The label schema also permits optional and variably repeated columns and objects, but populate-label will not automatically describe every legal variable structure due to uncertainty about whether variability is "correct" or unintentional. Specifically, it will only automatically detect variable numbers of repetitions when they follow the common naming convention <CONSISTENT_NAME>_<VARIABLE_NUMBER>. It will detect columns or HDUs of consistent type and HDU order but variable name. It will also detect 'repeated' ASDF nodes defined by <CONSISTENT_NAME>_<VARIABLE_NUMBER> in the final element of the path.

Note that populate-label does not describe every single object in ASDF files; because of ASDF's flexibility, there is too much ambiguity about what is "data" and what is "metadata", and populate-label does not intend to fully recreate an ASDF schema. It describes arrays and tables of common types. If an ASDF filetype stores its data objects as types populate-label does not recognize, you must manually describe those objects if you wish to validate that filetype at object level.

Troubleshooting

If populate-label fails, it is possible that you accidentally described multiple distinct filetypes as one, or that your filetype has a structure populate-label will not describe. You might want to try populate-label on a smaller subset of your files to help disambiguate these issues.
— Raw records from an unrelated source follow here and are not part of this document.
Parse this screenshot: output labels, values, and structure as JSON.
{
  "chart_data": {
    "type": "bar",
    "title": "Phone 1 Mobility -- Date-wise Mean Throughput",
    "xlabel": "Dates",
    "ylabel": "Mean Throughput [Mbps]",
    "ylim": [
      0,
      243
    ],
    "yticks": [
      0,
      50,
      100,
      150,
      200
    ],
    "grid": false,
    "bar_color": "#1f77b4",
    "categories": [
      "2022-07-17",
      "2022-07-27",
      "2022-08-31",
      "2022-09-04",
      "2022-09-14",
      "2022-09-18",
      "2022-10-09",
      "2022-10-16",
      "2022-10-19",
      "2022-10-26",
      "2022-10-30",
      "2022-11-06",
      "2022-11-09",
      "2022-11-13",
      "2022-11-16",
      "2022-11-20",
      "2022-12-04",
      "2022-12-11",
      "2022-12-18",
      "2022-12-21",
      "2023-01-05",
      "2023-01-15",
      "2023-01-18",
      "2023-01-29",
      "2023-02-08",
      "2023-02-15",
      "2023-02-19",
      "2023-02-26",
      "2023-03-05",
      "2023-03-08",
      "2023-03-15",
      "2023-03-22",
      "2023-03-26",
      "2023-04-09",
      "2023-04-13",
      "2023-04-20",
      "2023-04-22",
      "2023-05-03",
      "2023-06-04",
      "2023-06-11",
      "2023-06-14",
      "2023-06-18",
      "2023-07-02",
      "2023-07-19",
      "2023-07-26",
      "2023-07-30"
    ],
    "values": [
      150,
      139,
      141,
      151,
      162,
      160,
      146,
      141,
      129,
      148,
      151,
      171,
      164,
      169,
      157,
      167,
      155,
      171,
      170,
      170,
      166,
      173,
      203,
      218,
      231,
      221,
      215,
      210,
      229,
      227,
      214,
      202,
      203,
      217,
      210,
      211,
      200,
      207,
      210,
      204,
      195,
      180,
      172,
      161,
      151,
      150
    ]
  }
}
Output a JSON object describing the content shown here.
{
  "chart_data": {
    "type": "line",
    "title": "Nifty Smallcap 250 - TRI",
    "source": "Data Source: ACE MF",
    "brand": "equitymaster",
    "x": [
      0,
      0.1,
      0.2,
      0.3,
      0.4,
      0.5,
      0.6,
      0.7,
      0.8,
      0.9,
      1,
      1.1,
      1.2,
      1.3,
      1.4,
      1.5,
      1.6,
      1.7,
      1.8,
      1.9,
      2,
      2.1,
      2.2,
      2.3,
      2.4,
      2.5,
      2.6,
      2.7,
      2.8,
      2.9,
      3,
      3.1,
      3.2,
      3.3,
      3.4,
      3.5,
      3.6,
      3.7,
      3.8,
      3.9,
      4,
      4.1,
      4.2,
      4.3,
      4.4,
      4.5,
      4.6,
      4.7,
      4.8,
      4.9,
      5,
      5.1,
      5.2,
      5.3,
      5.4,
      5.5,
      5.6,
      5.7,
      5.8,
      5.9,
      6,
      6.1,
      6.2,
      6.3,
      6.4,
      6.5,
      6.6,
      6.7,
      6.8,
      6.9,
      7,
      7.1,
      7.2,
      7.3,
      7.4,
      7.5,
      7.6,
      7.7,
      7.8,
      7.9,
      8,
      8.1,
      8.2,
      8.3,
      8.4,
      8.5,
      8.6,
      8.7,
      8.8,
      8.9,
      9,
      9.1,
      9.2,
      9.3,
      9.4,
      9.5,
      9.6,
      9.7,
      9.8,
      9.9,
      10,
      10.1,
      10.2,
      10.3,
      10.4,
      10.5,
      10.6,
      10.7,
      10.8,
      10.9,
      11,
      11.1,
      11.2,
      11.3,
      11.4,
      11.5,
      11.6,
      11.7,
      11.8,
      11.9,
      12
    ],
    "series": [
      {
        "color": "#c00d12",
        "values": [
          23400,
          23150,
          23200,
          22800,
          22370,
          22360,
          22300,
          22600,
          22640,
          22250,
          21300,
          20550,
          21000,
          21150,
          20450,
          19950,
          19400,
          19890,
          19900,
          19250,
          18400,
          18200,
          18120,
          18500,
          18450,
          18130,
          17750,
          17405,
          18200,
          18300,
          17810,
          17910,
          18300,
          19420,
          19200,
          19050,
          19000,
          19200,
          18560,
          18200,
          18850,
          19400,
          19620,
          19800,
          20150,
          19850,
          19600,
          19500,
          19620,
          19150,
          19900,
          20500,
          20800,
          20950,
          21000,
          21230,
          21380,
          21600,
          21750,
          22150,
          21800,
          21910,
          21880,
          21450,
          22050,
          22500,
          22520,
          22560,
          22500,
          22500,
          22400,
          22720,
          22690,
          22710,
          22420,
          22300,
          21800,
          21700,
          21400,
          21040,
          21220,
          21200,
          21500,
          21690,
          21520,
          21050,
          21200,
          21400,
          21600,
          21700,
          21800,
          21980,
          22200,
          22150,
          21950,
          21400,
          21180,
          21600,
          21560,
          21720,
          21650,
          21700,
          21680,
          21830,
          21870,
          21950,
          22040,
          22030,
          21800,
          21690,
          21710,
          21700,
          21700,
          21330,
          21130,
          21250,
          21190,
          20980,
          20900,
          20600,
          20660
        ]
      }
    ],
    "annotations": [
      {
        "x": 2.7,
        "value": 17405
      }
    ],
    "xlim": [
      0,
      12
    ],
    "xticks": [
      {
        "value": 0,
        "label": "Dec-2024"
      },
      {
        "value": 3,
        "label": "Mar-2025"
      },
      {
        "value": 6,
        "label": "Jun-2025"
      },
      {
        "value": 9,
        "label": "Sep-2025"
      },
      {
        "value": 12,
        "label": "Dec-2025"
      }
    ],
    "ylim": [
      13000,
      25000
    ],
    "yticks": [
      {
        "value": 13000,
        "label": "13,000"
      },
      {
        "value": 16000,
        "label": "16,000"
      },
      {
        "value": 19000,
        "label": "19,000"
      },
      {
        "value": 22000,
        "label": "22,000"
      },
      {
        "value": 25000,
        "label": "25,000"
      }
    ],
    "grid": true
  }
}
Additional requirements for the validator, in particular metadata that must be present, may also be manually specified in the label, but are not automatically filled in by populate-label.

Toy example

This repository includes a small 'toy' dataset and skeleton label you can use to try the local commands of mast-upload.

For instance, from repository root:

mast-upload populate-label extras/fast_toy_dataset/data/ extras/fast_toy_dataset/toy-1.yml will fill out extras/fast_toy_dataset/toy-1.yml and write the populated label as toy-1-populated.yml.

mast-upload validate-all extras/fast_toy_dataset/data/ toy-1-populated.yml will then validate the contents of extras/fast_toy_dataset/data against toy-1-populated.yml (this command should report that all files are valid).

mast-upload validate-all extras/fast_toy_dataset/bad_data/ toy-1-populated.yml will then validate the contents of extras/fast_toy_dataset/bad_data against toy-1-populated.yml (this command should report validation failures for all files).

mast-upload index extras/fast_toy_dataset/data/ --make-checksums will index the contents of extras/fast_toy_dataset/data and write an index.csv file containing paths and checksums.

mast-upload report-filetypes extras/fast_toy_dataset/data/ toy-1-populated.yml will write a filetypes.csv file containing paths and assigned filetypes.